Focaccia bread with Italian herbs is so delicious and easy to make!
Unlike supermarket loaves, which are bland and floppy, it’s got a crisp crust on the outside while still being tender and scrumptious on the inside. It’s perfect dipped in a smooth, rich olive oil and sweet, tangy balsamic vinegar.
Okay, so you can’t slice it and make a sandwich with it, but focaccia is so good that you just don’t need all that extra stuff — no condiments, veggies, cheese, meat, what have you — just pure, bready bliss.
There are just a couple things you need to know before you bake your own bread.

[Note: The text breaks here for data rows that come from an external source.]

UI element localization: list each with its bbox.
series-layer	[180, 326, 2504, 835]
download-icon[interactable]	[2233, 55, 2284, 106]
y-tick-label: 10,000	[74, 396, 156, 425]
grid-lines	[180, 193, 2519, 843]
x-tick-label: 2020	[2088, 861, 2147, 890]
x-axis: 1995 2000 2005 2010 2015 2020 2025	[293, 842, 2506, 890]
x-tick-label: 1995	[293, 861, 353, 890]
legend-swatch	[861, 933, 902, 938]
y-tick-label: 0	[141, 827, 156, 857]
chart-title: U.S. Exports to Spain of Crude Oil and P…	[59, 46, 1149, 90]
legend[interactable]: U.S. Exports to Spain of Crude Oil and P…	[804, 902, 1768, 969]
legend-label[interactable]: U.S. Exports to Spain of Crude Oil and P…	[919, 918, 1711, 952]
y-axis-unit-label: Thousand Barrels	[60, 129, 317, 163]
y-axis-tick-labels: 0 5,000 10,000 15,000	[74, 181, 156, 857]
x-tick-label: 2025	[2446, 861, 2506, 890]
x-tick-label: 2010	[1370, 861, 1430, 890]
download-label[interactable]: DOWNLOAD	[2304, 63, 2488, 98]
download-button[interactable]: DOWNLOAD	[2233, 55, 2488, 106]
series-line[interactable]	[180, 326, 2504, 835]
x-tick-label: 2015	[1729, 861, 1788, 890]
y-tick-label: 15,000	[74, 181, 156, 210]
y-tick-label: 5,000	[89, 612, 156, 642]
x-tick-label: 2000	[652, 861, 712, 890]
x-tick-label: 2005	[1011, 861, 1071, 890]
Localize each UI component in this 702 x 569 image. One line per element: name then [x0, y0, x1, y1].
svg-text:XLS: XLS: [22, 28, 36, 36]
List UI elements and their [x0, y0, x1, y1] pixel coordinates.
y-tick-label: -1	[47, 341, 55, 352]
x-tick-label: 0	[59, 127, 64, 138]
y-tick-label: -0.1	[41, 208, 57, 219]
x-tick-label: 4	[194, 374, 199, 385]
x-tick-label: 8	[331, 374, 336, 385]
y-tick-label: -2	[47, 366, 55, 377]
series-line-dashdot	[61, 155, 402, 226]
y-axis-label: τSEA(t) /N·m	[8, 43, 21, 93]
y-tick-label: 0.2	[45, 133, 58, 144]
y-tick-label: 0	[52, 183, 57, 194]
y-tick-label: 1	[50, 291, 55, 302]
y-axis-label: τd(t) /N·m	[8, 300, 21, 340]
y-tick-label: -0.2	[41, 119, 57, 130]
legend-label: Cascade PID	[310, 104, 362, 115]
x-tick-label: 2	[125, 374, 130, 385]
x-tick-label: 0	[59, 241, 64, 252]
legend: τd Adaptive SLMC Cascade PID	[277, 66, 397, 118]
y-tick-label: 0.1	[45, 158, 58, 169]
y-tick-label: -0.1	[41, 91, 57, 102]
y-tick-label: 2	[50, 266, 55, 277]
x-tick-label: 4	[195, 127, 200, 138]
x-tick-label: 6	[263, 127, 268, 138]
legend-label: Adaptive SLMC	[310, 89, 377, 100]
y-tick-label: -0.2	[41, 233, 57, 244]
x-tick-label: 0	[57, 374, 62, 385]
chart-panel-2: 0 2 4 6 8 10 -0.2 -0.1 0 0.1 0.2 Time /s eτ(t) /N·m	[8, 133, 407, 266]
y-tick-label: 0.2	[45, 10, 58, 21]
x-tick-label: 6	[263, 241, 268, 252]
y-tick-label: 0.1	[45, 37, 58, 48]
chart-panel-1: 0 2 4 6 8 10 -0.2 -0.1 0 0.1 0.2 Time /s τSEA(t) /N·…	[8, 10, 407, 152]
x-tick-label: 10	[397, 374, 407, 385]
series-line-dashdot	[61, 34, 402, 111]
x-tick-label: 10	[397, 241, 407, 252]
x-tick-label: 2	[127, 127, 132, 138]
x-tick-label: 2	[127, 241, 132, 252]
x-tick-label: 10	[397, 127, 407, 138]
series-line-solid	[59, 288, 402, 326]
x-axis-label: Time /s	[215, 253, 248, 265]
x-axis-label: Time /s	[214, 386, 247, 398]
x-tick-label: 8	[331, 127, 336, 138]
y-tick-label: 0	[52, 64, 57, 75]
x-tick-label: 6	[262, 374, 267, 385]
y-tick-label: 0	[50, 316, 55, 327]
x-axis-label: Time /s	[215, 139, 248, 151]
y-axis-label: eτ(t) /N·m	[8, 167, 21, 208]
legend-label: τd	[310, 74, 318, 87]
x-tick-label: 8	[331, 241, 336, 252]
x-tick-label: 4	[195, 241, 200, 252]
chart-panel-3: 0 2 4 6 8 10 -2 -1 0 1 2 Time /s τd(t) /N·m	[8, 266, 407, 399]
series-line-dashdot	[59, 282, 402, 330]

First, make sure you’ve got a good oven that runs true-to-temperature and gets really hot. If you suspect your oven runs cool, add another 5 or 10 degrees (in Fahrenheit).
Second, know how to knead.
If you’re at all curious about bread science and kneading, definitely watch the video I’ve linked to. It’s my favourite kneading video (you know you’re a baker when you have a favourite kneading video, durr…) and it does a great job explaining how to do it and why it’s important.
One last great thing about this particular bread: it’s full of herbs!
Traditionally, Italian herb blends contain rosemary, thyme, basil, oregano, sage, and marjoram, but there aren’t any rules about what dried herbs you should or shouldn’t use in this recipe, so just use what you like.
*adapted from Jenna Mawjee, via Cookshop
- 3 cups bread flour
- 2 teaspoons salt
- 1 tablespoon white sugar
- 1 package (2 & 1/2 teaspoons) dry yeast
- 1 cup lukewarm water
- 4 tablespoons dried Italian herbs (rosemary, thyme, basil, oregano…)
- 6 tablespoons olive oil, plus more for coating bowl
First, activate your dry yeast — use lukewarm water, make sure it is not too hot, or else you will kill your yeast! Temperature test with your fingers — if it feels a little warmer than room temperature, then it’s perfect.
Combine 1/2 cup warm water, sugar, and dry active yeast in a bowl. Stir until the sugar and yeast are dissolved, then let stand for 10 minutes, or until the yeast creates a puffy foam “head” on the top of the water.
If the yeast doesn’t foam, then it’s dead — either your yeast is old and needs replacing, or your water was too hot. Try again, okay?
Sift flour and salt together in a large bowl. Dig a little pit in the middle of the flour.
Pour the foamy yeast water and another 1/2 cup of warm water into the bowl of flour. Use your hands to mix everything together.
Turn the dough out onto a lightly floured surface, and begin to knead.
Knead for at least 15 to 20 minutes, or until you can take two fingers and poke indents that don’t spring back in the dough.
Form the dough into a smooth ball and place in a bowl coated in olive oil. Turn the dough over to coat the entire surface, then cover the bowl a tea towel and let rise for 1 hour in a warm place.
When you come back, preheat the oven to 425°F (or 220°C). Line a baking sheet with parchment paper.
Turn the risen dough out onto a clean surface. Cut in half.
Knead 1 tablespoon of Italian herbs and 2 tablespoons of olive oil into each half of the dough.
Using a rolling pin, roll the dough into a rectangle (or rectangle-ish) shape about a 1/2 inch thick. Use your fingers to randomly dent the top of the focaccia.
Brush the top of each rolled dough with 1 tablespoon olive oil and sprinkle with another 1 tablespoon of Italian herbs and a pinch of salt.
Slide the two focaccia onto a prepared baking sheet and bake for 20 ~ 25 minutes, or until the focaccia is golden brown on top.
Oh, ye-ah. Make sure to deeply inhale that warm, comforting smell of baking bread while you can.
I took a hot focaccia over to my neighbours’ apartment and we ate it with sun-dried tomato pesto — it didn’t even last 10 minutes! Although olive oil and balsamic vinegar are my favourite accompaniment to focaccia, you can eat your’s any which way you want! Yum!